Eventually, the external and internal process can work together. Once that gradual internal concept begins to change, external triggers can be helpful to keep the momentum going. Look for places to get more positive input. I listen to audiobooks, podcasts, and music that inspires me. I do it daily. Although I’m a pretty positive person who is grateful for the life I lead and the people in my life, I do have negative things happen – so I listen to inspirational input that reminds me to stay in the moment and be mindful – and to be in gratitude for how far I’ve come. It HAS to be consistent!

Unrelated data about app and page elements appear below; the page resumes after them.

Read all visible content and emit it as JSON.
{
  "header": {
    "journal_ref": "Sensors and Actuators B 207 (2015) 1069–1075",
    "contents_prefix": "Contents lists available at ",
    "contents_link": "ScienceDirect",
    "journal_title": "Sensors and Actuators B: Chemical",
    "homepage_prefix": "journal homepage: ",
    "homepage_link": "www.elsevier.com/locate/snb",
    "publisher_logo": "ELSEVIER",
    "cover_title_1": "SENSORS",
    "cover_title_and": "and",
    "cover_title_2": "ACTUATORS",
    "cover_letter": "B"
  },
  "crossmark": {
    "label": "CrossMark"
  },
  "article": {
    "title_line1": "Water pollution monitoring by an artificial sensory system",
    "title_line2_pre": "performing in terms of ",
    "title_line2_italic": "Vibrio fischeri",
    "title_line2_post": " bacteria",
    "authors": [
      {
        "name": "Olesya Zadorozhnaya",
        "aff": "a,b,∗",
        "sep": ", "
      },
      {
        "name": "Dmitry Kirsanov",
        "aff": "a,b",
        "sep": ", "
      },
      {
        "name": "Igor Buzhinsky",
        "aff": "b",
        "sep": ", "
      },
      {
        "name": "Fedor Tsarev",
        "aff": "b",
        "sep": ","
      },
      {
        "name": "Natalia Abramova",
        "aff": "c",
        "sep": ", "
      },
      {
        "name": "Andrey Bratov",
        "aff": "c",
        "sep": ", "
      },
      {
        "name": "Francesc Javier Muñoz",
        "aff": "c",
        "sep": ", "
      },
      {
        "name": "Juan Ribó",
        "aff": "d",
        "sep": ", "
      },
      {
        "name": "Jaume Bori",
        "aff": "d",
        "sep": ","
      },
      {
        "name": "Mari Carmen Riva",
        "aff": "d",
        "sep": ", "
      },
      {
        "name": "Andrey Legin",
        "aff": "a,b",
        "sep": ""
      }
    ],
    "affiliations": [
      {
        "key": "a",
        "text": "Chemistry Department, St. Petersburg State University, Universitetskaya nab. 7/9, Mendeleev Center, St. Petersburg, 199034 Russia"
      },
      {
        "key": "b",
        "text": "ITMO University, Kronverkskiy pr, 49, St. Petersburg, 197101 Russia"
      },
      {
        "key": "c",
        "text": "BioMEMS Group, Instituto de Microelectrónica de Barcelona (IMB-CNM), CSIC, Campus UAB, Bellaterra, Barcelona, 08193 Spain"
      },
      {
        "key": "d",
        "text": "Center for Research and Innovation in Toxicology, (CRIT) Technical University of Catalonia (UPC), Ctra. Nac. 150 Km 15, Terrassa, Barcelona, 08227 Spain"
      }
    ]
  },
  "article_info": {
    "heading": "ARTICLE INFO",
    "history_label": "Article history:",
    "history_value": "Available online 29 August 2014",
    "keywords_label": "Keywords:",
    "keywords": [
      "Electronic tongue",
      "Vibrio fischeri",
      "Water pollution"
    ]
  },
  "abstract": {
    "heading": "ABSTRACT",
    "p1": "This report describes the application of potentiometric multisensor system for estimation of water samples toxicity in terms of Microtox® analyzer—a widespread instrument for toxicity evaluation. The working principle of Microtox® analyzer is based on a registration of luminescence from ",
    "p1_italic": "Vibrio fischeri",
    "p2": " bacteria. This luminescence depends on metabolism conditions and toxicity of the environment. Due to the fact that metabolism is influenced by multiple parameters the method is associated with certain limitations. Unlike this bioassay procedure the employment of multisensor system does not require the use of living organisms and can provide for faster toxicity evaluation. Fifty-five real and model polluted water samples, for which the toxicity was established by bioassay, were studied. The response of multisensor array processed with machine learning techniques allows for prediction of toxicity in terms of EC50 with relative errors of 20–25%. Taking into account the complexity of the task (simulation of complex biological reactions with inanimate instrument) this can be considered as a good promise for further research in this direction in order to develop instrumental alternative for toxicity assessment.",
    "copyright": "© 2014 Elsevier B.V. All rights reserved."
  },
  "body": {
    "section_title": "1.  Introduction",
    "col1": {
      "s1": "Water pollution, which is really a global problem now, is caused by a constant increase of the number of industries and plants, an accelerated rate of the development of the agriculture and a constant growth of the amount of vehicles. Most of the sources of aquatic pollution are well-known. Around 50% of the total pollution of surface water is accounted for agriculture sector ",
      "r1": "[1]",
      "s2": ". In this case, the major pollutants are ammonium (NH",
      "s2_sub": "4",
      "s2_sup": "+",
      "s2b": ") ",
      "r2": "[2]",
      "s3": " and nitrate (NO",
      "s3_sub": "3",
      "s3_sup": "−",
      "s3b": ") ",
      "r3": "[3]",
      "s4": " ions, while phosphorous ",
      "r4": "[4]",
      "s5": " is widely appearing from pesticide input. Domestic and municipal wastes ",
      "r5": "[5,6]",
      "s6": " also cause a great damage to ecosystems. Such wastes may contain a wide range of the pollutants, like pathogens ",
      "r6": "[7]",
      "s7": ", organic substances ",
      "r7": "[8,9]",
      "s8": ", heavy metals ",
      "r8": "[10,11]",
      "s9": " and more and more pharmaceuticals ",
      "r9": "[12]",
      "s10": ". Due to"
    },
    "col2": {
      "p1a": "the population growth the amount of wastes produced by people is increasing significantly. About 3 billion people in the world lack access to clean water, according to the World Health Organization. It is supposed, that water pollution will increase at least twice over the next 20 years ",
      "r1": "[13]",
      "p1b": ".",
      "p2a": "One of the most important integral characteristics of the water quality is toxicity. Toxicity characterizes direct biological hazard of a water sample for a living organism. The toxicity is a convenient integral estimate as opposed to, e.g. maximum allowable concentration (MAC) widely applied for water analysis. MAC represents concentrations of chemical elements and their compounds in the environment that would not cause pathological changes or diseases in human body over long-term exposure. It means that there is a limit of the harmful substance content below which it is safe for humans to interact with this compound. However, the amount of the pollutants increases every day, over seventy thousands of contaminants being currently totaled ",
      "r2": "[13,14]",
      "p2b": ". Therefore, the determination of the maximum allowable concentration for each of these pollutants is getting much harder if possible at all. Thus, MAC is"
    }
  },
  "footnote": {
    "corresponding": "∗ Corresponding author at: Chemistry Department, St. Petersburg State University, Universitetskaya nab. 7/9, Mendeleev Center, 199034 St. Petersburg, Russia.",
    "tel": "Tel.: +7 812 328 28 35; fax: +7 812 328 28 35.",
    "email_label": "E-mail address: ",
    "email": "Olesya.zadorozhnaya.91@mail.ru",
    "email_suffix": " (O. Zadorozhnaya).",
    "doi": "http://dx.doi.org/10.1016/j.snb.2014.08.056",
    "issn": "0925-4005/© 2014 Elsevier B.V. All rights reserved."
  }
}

For me, it works well to listen to my iPod while I’m working out or walking. Then I meditate afterward to connect with my higher self and to center myself. Sometimes, I use a mantra to focus on an issue or relationship I need to work on. On days when I can’t do either or both of these, I make a concerted effort to stay in the moment and practice gratitude for every little thing that happens. I also do short stopping mediations throughout the day where I set an alarm, and when it goes off, I stop what I’m doing, and sit quietly for 1-5 minutes and put my awareness on my body or something besides the thoughts racing in my head. Then I go back to what was doing.

But you don’t have to do it my way. Just look for ways you can feed your mind with whatever inspires you. It doesn’t have to be about a change you’re trying to make, but just something that is positive & makes you feel good – funny videos on YouTube or TV or reading the Bible or a meditation book. Whatever you choose, you do need to do it consistently and often. (I can’t say the word *consistent* enough)! The more you immerse yourself in the positive or the new perspective you’re wanting to take the more it will sink in.

Most importantly, don’t be so self-critical when you fall off the wagon & forget to feed yourself those positive thoughts and feelings. That’s going to happen! It’s an expected part of any process of change. Just start back on your new routine at the next opportunity. Get out of your head, quit feeding those negative thoughts, and pat yourself on the back for being ready for the next step.

As you get older you will understand more and more that it’s not about what you look like or what you own. It’s all about the person you’ve become.